SINGAPORE (Reuters) - The Singapore trading hubs of the world's largest commodity companies are coming under scrutiny from the governments of some resource-producing countries who say they suspect they are using units in the Southeast Asian financial centre to avoid tax.
Some of the world's largest oil, mining and soft commodity companies book billions of dollars of revenue in the tiny island state every year, where tax rates can be very low, which is perfectly legal unless they deliberately underprice group transactions so as to shift profit there from units in other countries.
The companies deny any improper transfer pricing and say they are in Singapore to be closer to Asian clients, to local expertise and trade routes, as the region accounts for a growing share of their business.
The world's two largest miners, BHP Billiton and Rio Tinto, between them booked close to US$50 billion (S$68.41 billion) in revenue in Singapore in 2013, according to documents from the country's corporate registry, and posted a combined net profit of more than US$2 billion.

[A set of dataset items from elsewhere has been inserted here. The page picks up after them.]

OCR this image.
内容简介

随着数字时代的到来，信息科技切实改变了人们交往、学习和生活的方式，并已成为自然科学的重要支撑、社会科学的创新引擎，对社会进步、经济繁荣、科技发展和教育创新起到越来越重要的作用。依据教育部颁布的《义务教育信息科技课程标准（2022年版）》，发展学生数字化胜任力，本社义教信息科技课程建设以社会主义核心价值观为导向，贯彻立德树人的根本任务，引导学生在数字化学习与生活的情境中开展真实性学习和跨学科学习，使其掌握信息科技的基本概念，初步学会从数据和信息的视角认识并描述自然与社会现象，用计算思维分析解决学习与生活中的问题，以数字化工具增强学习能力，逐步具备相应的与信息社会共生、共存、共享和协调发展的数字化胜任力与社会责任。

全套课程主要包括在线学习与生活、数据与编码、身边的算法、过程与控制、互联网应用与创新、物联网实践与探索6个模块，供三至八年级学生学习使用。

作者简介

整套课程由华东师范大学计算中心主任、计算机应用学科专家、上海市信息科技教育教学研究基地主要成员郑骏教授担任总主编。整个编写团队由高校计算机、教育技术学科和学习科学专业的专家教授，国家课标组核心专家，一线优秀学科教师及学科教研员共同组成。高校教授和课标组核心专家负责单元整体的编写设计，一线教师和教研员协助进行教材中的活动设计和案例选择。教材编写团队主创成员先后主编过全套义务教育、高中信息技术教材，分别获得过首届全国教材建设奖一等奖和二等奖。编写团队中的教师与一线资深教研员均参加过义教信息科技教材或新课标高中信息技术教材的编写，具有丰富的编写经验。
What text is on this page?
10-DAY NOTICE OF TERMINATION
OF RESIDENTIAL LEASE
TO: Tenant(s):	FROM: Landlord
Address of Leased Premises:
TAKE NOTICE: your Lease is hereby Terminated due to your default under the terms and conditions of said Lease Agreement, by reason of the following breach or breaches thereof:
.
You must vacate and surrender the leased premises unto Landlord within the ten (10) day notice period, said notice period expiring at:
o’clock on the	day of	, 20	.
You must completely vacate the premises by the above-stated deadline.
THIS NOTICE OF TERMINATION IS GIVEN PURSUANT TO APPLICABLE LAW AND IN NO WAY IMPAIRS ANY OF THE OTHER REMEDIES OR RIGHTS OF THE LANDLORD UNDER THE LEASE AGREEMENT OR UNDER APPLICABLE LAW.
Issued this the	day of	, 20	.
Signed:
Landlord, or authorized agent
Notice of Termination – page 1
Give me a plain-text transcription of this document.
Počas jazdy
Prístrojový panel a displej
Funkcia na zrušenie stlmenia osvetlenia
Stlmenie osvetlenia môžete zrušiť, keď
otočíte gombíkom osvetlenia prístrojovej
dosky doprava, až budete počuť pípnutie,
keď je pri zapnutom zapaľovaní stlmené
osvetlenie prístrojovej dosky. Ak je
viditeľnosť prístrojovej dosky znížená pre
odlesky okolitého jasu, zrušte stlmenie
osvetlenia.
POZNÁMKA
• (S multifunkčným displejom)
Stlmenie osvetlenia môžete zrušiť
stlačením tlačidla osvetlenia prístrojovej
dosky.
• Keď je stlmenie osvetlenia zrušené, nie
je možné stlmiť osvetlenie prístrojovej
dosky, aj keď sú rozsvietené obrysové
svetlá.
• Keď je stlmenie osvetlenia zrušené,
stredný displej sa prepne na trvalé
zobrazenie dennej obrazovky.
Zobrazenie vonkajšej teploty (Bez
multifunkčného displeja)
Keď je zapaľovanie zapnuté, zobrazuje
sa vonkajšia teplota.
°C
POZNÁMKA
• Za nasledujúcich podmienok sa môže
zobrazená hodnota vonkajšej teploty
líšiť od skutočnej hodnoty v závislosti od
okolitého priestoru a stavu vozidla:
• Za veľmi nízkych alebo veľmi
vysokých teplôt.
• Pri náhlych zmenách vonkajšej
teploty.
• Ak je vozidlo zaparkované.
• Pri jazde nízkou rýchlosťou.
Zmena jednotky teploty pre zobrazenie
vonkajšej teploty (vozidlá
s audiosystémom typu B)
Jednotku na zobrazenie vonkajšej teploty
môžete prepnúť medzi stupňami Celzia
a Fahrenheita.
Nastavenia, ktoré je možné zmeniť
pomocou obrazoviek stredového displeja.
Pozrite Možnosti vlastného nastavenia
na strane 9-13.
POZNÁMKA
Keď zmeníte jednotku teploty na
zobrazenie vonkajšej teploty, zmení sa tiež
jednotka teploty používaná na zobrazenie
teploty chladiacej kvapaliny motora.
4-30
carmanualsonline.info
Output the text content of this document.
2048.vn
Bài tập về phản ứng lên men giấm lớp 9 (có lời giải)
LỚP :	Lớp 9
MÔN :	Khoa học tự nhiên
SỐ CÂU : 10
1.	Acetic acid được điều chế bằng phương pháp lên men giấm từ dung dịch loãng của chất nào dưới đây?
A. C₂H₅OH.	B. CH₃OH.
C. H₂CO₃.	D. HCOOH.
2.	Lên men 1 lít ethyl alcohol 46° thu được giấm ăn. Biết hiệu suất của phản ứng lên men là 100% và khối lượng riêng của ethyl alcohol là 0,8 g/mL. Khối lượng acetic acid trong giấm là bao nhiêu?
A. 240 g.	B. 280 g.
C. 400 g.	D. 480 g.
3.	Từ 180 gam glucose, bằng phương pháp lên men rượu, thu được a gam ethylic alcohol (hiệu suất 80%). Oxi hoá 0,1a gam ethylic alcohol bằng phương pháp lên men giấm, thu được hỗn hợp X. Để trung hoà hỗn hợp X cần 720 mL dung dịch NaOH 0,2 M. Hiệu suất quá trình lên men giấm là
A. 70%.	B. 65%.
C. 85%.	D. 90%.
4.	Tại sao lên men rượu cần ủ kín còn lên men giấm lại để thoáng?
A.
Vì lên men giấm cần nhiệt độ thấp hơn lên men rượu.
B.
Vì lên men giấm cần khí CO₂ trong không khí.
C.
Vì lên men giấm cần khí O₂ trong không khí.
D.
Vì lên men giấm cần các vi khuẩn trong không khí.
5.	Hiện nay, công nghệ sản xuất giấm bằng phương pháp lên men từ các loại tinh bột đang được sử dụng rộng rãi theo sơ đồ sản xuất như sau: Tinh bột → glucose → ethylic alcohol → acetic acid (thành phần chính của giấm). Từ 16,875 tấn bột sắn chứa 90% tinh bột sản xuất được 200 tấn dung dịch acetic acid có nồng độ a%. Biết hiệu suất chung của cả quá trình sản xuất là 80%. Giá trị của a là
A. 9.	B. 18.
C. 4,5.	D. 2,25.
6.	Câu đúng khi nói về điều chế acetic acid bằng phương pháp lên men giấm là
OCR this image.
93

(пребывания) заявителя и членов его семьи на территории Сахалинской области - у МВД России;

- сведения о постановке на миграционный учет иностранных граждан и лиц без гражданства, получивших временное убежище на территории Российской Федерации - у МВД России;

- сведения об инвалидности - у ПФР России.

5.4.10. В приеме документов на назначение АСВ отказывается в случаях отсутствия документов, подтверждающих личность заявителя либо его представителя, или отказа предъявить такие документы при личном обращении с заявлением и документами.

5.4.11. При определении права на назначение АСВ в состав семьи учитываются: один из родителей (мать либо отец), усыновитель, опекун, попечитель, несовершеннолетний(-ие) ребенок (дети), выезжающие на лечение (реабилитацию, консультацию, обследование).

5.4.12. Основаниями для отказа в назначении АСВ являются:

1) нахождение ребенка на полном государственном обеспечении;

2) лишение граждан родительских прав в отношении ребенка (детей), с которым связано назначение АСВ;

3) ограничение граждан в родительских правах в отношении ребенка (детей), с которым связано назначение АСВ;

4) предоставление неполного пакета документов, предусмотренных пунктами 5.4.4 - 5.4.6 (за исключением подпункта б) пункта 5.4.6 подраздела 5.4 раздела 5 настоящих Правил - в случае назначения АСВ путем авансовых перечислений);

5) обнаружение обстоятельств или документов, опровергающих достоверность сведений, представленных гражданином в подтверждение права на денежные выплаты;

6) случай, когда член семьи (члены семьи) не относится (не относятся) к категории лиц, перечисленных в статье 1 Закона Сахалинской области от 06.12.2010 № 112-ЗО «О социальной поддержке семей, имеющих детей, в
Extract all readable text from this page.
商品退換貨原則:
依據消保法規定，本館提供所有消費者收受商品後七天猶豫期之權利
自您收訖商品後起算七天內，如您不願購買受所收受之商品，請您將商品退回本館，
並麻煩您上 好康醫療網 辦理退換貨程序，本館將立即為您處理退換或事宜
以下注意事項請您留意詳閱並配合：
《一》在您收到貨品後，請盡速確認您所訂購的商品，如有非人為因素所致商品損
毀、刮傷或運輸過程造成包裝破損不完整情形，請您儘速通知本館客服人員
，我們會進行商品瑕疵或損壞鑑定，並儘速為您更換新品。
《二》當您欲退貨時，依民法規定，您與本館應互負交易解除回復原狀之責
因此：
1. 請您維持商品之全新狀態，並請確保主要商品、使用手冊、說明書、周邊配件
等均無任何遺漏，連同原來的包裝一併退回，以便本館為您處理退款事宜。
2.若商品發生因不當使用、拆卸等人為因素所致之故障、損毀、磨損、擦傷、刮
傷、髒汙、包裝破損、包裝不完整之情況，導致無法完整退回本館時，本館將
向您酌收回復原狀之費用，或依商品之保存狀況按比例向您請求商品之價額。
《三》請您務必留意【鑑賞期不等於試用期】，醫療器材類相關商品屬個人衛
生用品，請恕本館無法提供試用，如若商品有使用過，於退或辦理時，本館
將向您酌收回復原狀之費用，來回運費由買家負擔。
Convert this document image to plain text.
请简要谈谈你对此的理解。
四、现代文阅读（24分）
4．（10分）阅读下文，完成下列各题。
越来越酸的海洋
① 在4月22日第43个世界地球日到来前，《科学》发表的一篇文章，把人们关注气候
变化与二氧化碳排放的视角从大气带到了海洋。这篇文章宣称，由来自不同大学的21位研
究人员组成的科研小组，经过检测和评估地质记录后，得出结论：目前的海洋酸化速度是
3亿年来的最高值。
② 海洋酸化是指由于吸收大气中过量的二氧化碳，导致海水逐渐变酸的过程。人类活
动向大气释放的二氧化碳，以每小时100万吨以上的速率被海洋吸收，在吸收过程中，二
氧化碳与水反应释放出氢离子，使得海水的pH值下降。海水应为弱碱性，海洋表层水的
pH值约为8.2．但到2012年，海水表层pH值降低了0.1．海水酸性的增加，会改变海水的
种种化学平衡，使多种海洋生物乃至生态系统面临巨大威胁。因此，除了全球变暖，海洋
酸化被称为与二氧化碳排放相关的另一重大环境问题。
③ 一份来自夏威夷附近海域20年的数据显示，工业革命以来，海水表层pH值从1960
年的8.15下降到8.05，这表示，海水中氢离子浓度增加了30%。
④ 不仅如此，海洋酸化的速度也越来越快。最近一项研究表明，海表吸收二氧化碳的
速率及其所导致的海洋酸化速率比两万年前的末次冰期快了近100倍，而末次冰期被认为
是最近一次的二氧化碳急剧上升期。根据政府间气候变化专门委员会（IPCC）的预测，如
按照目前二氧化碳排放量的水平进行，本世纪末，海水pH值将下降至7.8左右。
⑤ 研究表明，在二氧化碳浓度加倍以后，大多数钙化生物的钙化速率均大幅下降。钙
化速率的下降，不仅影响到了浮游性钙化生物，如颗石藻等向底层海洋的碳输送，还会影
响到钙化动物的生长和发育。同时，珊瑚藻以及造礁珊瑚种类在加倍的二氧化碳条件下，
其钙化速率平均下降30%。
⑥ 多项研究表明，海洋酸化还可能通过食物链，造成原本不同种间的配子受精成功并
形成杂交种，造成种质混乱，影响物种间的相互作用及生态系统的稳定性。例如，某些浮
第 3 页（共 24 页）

They mostly conduct trading operations there, a high-volume, low-margin business that involves buying up commodities from their global operations and selling them on to clients. They also look after logistics and risk management.
The companies say their Singaporean operations were not set up to cut tax but to serve their clients better.
Australia and Indonesia's tax authorities say they are investigating whether arrangements like these simply shift profits away from where the commodities are extracted.
Most jurisdictions require such arrangements to have a commercial purpose beyond saving tax, and the group transactions should be conducted at arms-length pricing.
Australia and Indonesia both rely heavily on mining exports and count global miners among their biggest taxpayers.
Australia's tax office has said it is conducting audits of 15 marketing hubs in Singapore and Switzerland that it says it expects will raise an extra US$1 billion.
It has not identified the companies involved, although BHP and Rio told an Australian Senate hearing on Friday that their Singapore units were being audited.
"Quite clearly, we are in dispute with a number of taxpayers," Australian Taxation Office Commissioner Chris Jordan told a Senate hearing on Wednesday.
Indonesia's tax office head, Sigit Priadi Pramudito, told Reuters recently that the transfer pricing arrangements of commodity companies were a particular concern, but he did not identify specific companies.
"Say a company sells with a cheap price to Singapore, and then sells from Singapore to the world, where would the profit be? In Singapore, right? And where's the money? In Singapore, right? What does Indonesia get? Nothing," he said.
Resource-producing countries do typically raise taxes on resource extraction through royalties, said Harvey Koenig, tax partner at KPMG in Singapore. But he added "there are still various concerns from producer countries that a major part of the profits is not being retained in those countries," without commenting on any specific company or investigation.
Singapore has long been a global hub for oil trading, complementing its big refining industry and operational centres for a number of oil majors, but in recent years, miners and other commodity firms have also moved to the Southeast Asian island.
In 2012, BHP shut its marketing office in the Netherlands and consolidated all its metal trading operations in Singapore. It says it employs around 400 people there.
It operates much of its marketing operations in Singapore through the branch of an entity set up in the Swiss town of Baar - BHP Billiton Marketing AG.
In the 2013-14 financial year, the branch had revenue of US$38.6 billion, a profit of US$1 billion and a tax rate of zero, according to accounts filed in Singapore. The accounts of the branch's Swiss parent are not publicly available.
BHP said it pays income tax in Australia on a "substantial portion of the revenue" that the hub earns.
"BHP Billiton is the largest taxpayer in Australia and takes its tax obligations very seriously," it said.
Rio told a Senate hearing in Australia on Friday that the work it undertakes in Singapore could not be sensibly undertaken elsewhere. "Singapore is seen as a neutral location between buyer and seller," Rio's Australia managing director Phil Edmands told the Senate panel.
The companies benefit from being located near a growing community of commodity traders, with the likes of Trafigura, Gunvor, Cargill and Vitol all basing trading hubs there.
Under Singapore's Global Trader Programme, companies can get a concessionary tax rate as low as 5 percent if they conduct a substantial enough volume of business, base high-ranking staff on the island and make use of the country's financial services sector.
Larger companies can privately negotiate an even lower rate.
Rio said it receives a 5 percent tax rate in Singapore, while BHP declined to say what incentives it receives.
Singapore's Ministry of Finance said there were many business reasons for commodity companies to operate in Singapore, including its "developed network of shipping and logistics players, financiers and legal practitioners", while "tax incentives are given to companies with substantive economic activities that will significantly add value to our economy".